Miranda, Catarina Sofia Oliveira 
Pereira, Dina 
Castelhano, João 
Sereno, José 
Koeppen, Arnulf 
Castelo-Branco, Miguel 
Almeida, Luís Pereira de 
Keywords: Machado-Joseph disease (MJD); Spinocerebellar Ataxia type 3 (SCA3); Blood-brain barrier (BBB); Tight junctions (TJ); Dynamic contrast enhanced-magnetic resonance imaging (DCE-MRI)
Issue Date: 31-Aug-2020
Publisher: Springer Nature
Serial title, monograph or event: Acta Neuropathologica Communications
Volume: 8
Issue: 1
Abstract: Blood-brain barrier (BBB) disruption is a common feature in neurodegenerative diseases.
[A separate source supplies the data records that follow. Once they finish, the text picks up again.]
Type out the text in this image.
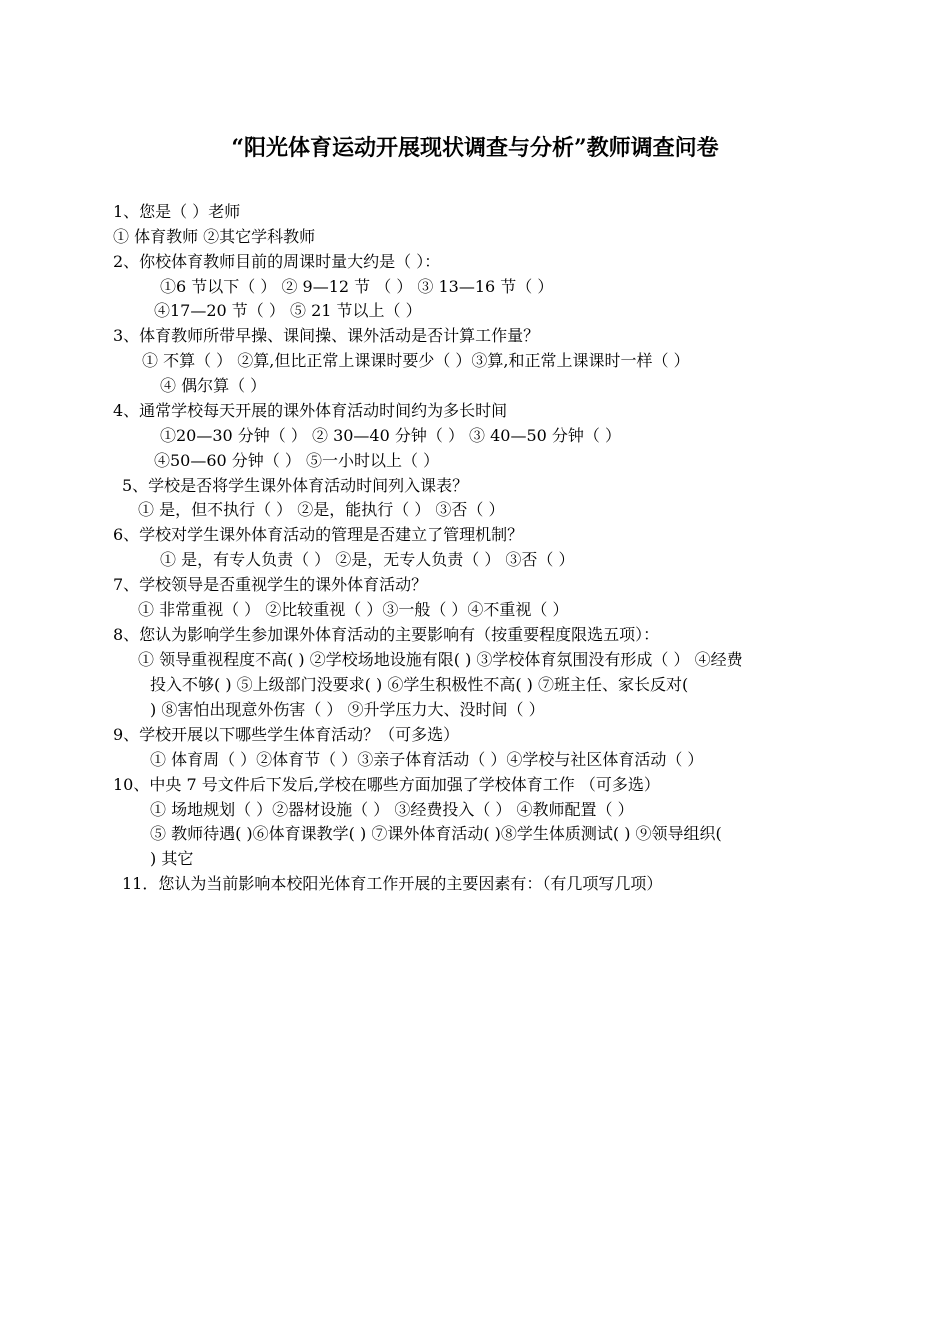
“阳光体育运动开展现状调查与分析”教师调查问卷
1、您是（ ）老师
① 体育教师 ②其它学科教师
2、你校体育教师目前的周课时量大约是（ ）：
①6 节以下（ ） ② 9—12 节 （ ） ③ 13—16 节（ ）
④17—20 节（ ） ⑤ 21 节以上（ ）
3、体育教师所带早操、课间操、课外活动是否计算工作量？
① 不算（ ） ②算,但比正常上课课时要少（ ）③算,和正常上课课时一样（ ）
④ 偶尔算（ ）
4、通常学校每天开展的课外体育活动时间约为多长时间
①20—30 分钟（ ） ② 30—40 分钟（ ） ③ 40—50 分钟（ ）
④50—60 分钟（ ） ⑤一小时以上（ ）
5、学校是否将学生课外体育活动时间列入课表？
① 是，但不执行（ ） ②是，能执行（ ） ③否（ ）
6、学校对学生课外体育活动的管理是否建立了管理机制？
① 是，有专人负责（ ） ②是，无专人负责（ ） ③否（ ）
7、学校领导是否重视学生的课外体育活动？
① 非常重视（ ） ②比较重视（ ）③一般（ ）④不重视（ ）
8、您认为影响学生参加课外体育活动的主要影响有（按重要程度限选五项）：
① 领导重视程度不高( ) ②学校场地设施有限( ) ③学校体育氛围没有形成（ ） ④经费
投入不够( ) ⑤上级部门没要求( ) ⑥学生积极性不高( ) ⑦班主任、家长反对(
) ⑧害怕出现意外伤害（ ） ⑨升学压力大、没时间（ ）
9、学校开展以下哪些学生体育活动？（可多选）
① 体育周（ ）②体育节（ ）③亲子体育活动（ ）④学校与社区体育活动（ ）
10、中央 7 号文件后下发后,学校在哪些方面加强了学校体育工作 （可多选）
① 场地规划（ ）②器材设施（ ） ③经费投入（ ） ④教师配置（ ）
⑤ 教师待遇( )⑥体育课教学( ) ⑦课外体育活动( )⑧学生体质测试( ) ⑨领导组织(
) 其它
11．您认为当前影响本校阳光体育工作开展的主要因素有：（有几项写几项）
However, BBB integrity has not been assessed in spinocerebellar ataxias (SCAs) such as Machado-Joseph disease/SCA type 3 (MJD/SCA3), a genetic disorder, triggered by polyglutamine-expanded ataxin-3. To investigate that, BBB integrity was evaluated in a transgenic mouse model of MJD and in human post-mortem brain tissues.Firstly, we investigated the BBB permeability in MJD mice by: i) assessing the extravasation of the Evans blue (EB) dye and blood-borne proteins (e.g fibrinogen) in the cerebellum by immunofluorescence, and ii) in vivo Dynamic Contrast Enhanced-Magnetic Resonance Imaging (DCE-MRI). The presence of ataxin-3 aggregates in brain blood vessels and the levels of tight junction (TJ)-associated proteins were also explored by immunofluorescence and western blotting. Human brain samples were used to confirm BBB permeability by evaluating fibrinogen extravasation, co-localization of ataxin-3 aggregates with brain blood vessels and neuroinflammation.In the cerebellum of the mouse model of MJD, there was a 5-fold increase in EB accumulation when compared to age-matched controls. Moreover, vascular permeability displayed a 13-fold increase demonstrated by DCE-MRI. These results were validated by the 2-fold increase in fibrinogen extravasation in transgenic animals comparing to controls. Interestingly, mutant ataxin-3 aggregates were detected in cerebellar blood vessels of transgenic mice, accompanied by alterations of TJ-associated proteins in cerebellar endothelial cells, namely a 29% decrease in claudin-5 oligomers and a 10-fold increase in an occludin cleavage fragment. These results were validated in post-mortem brain samples from MJD patients as we detected fibrinogen extravasation across BBB, the presence of ataxin-3 aggregates in blood vessels and associated microgliosis.Altogether, our results prove BBB impairment in MJD/SCA3. These findings contribute for a better understanding of the disease mechanisms and opens the opportunity to treat MJD with medicinal products that in normal conditions would not cross the BBB.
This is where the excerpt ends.